When the trap dispatcher resumes control, first it restores the value of registers D1, D2, A1, A2, and, if bit 8 is 0, A0. The values in registers D0 and, if bit 8 is 1, in A0 are not restored.
A-Line Instructions for Toolbox Routines
A Toolbox trap is an exception that is caused by an A-line instruction that executes a Toolbox routine.
When dispatching a Toolbox trap, the trap dispatcher extracts the trap number from the A-line instruction and uses it as an index into the Toolbox trap dispatch table. The index points to the entry in the Toolbox trap dispatch table that contains the address of the desired Toolbox routine. Figure 8-9 illustrates an A-line instruction that is used to access a Toolbox routine.
The Auto-Pop Bit
The auto-pop bit is bit 10 in an A-line instruction for a Toolbox routine.
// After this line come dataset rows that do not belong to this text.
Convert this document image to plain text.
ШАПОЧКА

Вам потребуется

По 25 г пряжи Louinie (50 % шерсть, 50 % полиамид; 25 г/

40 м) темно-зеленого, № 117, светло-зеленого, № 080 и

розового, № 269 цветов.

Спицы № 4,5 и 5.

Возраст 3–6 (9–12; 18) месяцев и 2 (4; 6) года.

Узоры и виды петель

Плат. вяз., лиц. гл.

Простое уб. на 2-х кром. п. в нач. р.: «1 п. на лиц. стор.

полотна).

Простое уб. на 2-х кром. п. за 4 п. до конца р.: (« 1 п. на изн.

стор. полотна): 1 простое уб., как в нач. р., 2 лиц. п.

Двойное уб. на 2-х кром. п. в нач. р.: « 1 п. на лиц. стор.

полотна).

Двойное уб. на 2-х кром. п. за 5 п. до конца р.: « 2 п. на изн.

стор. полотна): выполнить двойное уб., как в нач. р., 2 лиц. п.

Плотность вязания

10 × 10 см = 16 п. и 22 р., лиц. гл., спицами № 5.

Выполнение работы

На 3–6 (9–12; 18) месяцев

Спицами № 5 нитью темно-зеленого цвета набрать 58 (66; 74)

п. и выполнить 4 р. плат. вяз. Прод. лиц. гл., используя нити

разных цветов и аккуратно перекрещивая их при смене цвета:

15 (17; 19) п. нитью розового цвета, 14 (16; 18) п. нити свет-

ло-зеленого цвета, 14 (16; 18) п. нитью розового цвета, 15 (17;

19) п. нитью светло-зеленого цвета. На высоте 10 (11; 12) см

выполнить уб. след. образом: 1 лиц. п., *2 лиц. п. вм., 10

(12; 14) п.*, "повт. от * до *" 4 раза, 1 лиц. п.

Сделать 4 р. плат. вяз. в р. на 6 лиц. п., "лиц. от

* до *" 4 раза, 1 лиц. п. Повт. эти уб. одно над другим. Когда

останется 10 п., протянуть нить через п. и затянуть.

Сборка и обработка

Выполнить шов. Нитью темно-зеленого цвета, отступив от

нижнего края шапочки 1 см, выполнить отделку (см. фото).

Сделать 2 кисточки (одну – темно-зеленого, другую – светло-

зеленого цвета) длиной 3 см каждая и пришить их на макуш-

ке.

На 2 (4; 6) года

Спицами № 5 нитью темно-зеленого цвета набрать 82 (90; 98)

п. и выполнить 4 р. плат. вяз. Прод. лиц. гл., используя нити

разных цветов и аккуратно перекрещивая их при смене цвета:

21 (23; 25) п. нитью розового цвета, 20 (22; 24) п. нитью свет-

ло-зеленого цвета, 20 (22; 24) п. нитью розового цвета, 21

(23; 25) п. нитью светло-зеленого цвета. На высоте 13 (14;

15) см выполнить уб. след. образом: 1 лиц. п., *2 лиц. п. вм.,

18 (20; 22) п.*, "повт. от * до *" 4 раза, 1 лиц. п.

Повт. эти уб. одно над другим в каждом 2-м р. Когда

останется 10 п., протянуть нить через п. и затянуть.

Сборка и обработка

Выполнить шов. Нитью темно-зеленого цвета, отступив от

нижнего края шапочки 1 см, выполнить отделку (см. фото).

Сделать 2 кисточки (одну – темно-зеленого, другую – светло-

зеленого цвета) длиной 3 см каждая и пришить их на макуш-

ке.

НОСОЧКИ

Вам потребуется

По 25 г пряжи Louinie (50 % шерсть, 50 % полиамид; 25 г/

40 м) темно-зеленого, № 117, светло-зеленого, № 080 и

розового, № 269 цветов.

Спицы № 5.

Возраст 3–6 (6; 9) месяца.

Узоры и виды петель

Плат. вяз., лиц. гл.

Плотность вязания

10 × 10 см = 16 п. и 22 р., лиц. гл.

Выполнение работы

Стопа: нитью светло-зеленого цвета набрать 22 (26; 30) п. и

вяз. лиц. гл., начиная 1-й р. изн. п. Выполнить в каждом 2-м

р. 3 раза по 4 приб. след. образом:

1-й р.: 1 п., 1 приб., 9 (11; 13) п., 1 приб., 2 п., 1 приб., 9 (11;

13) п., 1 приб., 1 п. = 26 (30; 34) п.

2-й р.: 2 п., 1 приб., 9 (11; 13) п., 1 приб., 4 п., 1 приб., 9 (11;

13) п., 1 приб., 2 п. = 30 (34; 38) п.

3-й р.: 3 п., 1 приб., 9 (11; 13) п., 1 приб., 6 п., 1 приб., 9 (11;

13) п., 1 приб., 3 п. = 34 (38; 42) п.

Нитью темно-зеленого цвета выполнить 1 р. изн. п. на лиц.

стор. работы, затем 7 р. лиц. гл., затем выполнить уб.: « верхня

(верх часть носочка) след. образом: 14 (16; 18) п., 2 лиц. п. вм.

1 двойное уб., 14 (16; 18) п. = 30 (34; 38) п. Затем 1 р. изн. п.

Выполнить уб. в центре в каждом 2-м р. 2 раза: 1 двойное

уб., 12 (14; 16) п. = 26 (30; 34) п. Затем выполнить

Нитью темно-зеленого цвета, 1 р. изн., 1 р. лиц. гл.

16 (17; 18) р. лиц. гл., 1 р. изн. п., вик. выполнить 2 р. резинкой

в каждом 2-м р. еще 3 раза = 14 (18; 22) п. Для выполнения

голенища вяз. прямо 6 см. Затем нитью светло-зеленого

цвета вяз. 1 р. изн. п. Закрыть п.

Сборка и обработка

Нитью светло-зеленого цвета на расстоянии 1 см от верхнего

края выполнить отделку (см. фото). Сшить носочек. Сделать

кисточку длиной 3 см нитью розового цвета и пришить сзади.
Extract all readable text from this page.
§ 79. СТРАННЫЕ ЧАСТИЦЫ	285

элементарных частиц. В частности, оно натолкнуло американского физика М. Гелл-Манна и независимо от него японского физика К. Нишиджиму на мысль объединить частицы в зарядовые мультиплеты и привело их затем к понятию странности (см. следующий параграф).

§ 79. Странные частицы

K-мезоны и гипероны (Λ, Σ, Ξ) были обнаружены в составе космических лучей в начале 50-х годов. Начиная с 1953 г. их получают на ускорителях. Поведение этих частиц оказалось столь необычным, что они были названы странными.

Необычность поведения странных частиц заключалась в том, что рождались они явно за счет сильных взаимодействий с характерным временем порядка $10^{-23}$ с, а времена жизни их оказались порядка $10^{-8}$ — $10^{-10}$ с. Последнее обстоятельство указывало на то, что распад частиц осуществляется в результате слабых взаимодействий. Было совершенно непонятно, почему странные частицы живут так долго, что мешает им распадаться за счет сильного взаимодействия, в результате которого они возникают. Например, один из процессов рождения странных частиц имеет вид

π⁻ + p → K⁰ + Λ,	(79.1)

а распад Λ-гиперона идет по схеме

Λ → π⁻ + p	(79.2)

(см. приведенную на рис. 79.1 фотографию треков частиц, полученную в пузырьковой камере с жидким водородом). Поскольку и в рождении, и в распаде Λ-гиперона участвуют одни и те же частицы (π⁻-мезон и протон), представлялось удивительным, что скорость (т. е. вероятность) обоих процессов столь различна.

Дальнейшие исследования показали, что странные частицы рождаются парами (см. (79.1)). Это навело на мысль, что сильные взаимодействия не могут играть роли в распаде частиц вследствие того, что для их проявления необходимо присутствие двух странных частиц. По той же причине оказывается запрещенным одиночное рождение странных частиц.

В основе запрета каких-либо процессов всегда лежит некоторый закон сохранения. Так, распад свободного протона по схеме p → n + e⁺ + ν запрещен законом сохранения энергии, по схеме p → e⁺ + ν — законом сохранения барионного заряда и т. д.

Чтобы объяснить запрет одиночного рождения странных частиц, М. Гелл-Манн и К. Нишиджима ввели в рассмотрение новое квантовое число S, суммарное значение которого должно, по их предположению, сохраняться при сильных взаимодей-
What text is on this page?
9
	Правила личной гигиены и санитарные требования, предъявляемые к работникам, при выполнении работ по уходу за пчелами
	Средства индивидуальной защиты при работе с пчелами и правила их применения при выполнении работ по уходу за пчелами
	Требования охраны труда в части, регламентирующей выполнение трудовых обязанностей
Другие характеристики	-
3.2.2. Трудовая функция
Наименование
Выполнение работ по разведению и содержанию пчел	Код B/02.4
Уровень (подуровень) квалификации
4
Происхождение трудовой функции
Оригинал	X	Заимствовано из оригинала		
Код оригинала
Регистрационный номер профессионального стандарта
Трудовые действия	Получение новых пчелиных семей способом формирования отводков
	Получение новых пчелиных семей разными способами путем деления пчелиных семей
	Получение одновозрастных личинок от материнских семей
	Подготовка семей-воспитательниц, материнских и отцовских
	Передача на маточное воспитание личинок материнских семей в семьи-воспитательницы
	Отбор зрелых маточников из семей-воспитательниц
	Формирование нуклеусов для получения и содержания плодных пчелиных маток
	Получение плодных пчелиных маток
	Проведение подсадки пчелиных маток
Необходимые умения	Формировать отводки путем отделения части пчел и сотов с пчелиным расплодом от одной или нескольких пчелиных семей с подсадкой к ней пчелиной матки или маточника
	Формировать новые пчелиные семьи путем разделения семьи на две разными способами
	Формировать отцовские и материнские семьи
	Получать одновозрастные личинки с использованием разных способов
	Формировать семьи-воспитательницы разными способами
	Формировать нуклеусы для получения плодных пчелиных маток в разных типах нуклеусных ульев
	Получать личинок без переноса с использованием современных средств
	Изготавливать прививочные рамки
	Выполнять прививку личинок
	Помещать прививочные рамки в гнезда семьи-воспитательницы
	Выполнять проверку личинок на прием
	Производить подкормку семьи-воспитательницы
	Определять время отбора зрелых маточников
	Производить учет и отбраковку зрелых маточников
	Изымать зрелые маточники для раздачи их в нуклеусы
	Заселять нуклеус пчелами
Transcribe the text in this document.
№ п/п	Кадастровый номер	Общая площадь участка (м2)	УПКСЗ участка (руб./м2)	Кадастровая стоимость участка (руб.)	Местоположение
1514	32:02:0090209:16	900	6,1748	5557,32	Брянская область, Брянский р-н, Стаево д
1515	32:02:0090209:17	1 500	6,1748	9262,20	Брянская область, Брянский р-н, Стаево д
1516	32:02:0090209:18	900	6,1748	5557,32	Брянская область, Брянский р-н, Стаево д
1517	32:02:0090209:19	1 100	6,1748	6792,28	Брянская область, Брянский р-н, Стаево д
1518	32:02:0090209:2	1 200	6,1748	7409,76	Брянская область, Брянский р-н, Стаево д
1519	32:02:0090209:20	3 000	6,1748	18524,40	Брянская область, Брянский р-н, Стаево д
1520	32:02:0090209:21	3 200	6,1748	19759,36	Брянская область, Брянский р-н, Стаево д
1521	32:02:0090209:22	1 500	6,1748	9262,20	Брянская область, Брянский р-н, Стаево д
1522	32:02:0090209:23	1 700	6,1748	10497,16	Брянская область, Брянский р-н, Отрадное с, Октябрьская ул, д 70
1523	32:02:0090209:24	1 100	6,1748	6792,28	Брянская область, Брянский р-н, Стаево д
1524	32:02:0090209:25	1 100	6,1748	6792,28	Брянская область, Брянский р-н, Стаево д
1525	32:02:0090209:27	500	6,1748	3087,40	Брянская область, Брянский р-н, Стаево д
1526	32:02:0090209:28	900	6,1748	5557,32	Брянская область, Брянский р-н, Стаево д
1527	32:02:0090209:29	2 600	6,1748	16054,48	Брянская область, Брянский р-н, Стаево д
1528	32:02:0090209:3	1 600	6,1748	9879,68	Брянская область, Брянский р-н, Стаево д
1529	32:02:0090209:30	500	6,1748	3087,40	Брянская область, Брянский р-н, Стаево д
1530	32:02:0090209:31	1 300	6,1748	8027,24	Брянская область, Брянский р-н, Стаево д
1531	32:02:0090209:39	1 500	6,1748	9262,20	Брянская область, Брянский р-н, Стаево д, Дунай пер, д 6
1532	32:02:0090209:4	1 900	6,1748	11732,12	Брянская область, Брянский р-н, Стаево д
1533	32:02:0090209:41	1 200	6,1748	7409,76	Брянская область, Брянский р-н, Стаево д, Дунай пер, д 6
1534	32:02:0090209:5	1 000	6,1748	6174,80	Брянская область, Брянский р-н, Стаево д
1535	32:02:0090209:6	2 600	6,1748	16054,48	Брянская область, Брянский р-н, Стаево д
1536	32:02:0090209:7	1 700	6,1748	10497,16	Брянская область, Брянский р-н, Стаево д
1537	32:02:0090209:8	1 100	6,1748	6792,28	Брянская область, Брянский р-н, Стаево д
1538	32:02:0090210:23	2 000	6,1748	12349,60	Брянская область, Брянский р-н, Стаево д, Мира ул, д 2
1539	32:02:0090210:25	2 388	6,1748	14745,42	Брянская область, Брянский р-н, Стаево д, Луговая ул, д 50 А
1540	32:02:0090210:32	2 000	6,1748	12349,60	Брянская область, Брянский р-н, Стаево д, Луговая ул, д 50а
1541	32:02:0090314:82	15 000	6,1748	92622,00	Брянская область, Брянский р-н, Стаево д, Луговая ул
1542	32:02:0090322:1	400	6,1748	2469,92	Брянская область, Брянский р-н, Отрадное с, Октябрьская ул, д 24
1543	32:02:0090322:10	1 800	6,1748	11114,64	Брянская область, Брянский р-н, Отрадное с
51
Some language systems prefer to generate jump-subroutine calls (JSR) to intermediate routines, called glue routines, which then call Toolbox routines instead of executing the Toolbox routine directly. This glue method would normally interfere with Toolbox traps because the return address of the glue subroutine is placed on the stack between the Toolbox routine's parameters and the address of the place where the glue routine was called from (where control returns once the Toolbox routine has completed execution).
The auto-pop bit forces the trap dispatcher to remove the top 4 bytes from the stack before dispatching to the Toolbox routine. After the Toolbox routine completes execution, control is transferred back to the place where the glue routine was called from, not back to the glue routine.
Most development environments, including MPW, do not use this feature.
About Trap Macros
A trap macro is an assembly-language macro that assembles into an A-line instruction, used for calling a Toolbox or Operating System routine from assembly language. The names of all trap macros begin with the underscore character (_), followed by the name of the corresponding routine. As a rule, the macro name is the same as the name used to call the routine from Pascal. For example, to call the Window Manager function NewWindow, you should use an instruction with the macro name _NewWindow. There are some exceptions, however, in which the spelling of the macro differs from the name of the Pascal routine itself; these are noted in the documentation for the individual routines.
Trap macros for Toolbox routines take no arguments; any parameters must be pushed on the stack before invoking the routine. See “Calling Conventions for Stack-Based Routines” on page 8-16 for more information. Trap macros for Operating System routines may have as many as three optional arguments. The first argument, if present, is used to load a register with a parameter value for the routine you’re calling. The remaining arguments control the settings of the various flag bits in the A-line instruction.
About Routine Selectors
A routine selector is a value that is pushed on the stack to select a particular routine from a group of routines to be executed. Many trap macros take routine selectors. For example, the trap macro _HFSDispatch has the possibility of calling 42 different system software routines. Hence, the trap macro has 42 different routine selectors. The routine selector that is passed on the stack (for _HFSDispacth to access) selects which of the 42 software routines _HFSDispatch executes.
Most system software routines that are accessed through a trap macro and a routine selector also have a corresponding macro that expands to call the original trap macro and automatically puts the correct routine selector on the stack. For example, the trap macro _GetCatInfo expands to call _HFSDispatch and places the selector $0009 on the stack after the parameters.